Coronavirus: le gouvernement précisera mercredi le montant de l’aide aux familles modestes

PARIS, 14 avril 2020 (AFP) – Le gouvernement doit dévoiler mercredi, à l’issue du conseil des ministres, le montant et les modalités de l' »aide exceptionnelle aux familles les plus modestes » annoncée par Emmanuel Macron, a appris mardi l’AFP.

Cette aide doit notamment permettre de répondre « à un certain nombre de situations problématiques, que les associations nous ont fait remonter », a indiqué à l’AFP l’entourage de la secrétaire d’Etat chargée de la lutte contre la pauvreté, Christelle Dubos.

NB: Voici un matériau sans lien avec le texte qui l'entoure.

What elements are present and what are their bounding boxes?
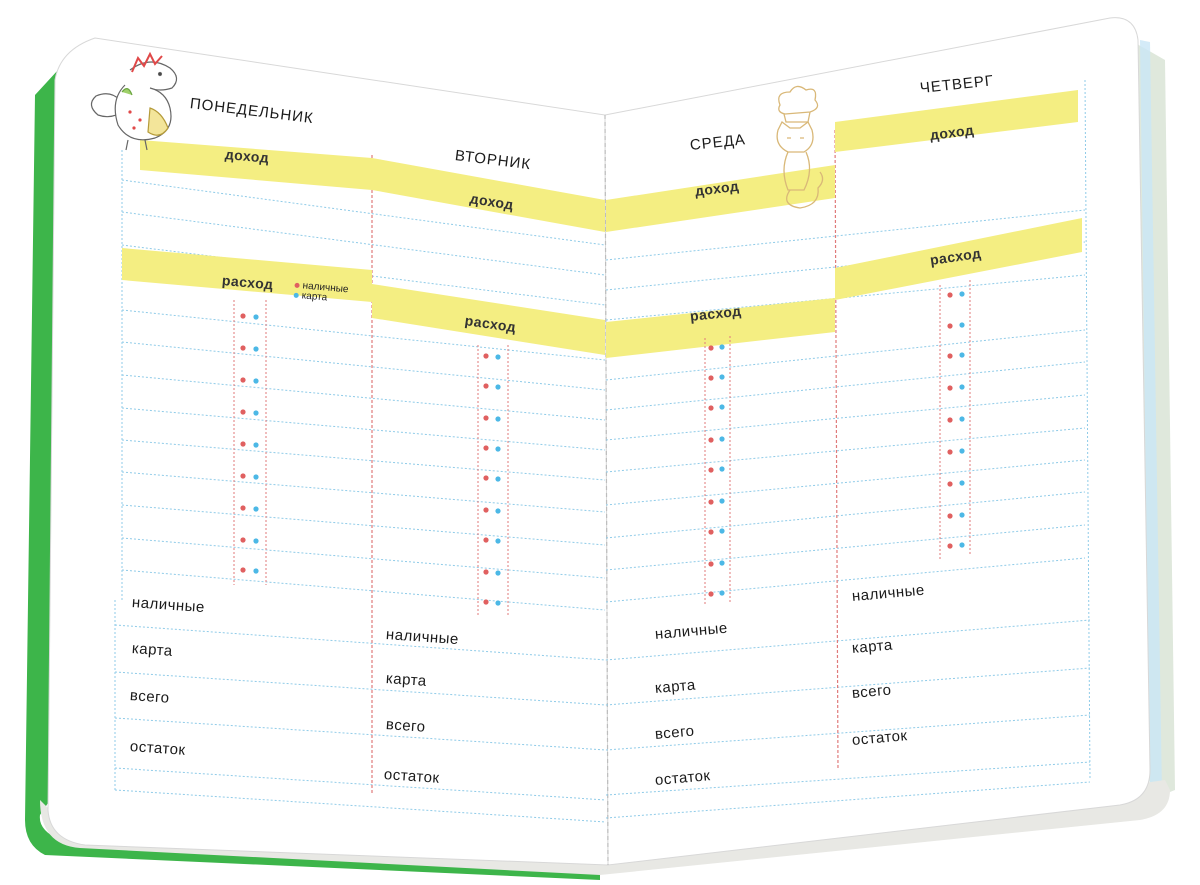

Observant que les semaines de confinement sont « aussi très difficiles (…) pour les plus fragiles et les plus démunis », le chef de l’Etat avait indiqué, lors d’une allocution solennelle lundi soir, que le gouvernement verserait « sans délai une aide exceptionnelle aux familles les plus modestes avec des enfants, afin de leur permettre de faire face à leurs besoins essentiels ».

Pendant le confinement, les ménages les plus modestes peuvent subir des pertes de revenus – par exemple parce qu’ils perdent l’opportunité d’effectuer certains « petits jobs » -, a observé le cabinet de Mme Dubos.

En outre, les familles défavorisées ont plus de difficultés à accéder aux dispositifs d’aide alimentaire mis en place par les associations, et sont confrontées à certains surcoûts – comme le fait de nourrir leurs enfants à midi, alors qu’ils bénéficient en temps normal de tarifs sociaux, voire de la gratuité, dans les cantines scolaires.

L’aide « ponctuelle », dont le gouvernement doit préciser les contours mercredi, doit donc permettre aux personnes les plus précaires – surtout des familles, mais aussi des personnes sans enfants – de « combler leur budget entamé par des dépenses plus importantes ou des rentrées moins importantes », résume-t-on dans l’entourage de Mme Dubos.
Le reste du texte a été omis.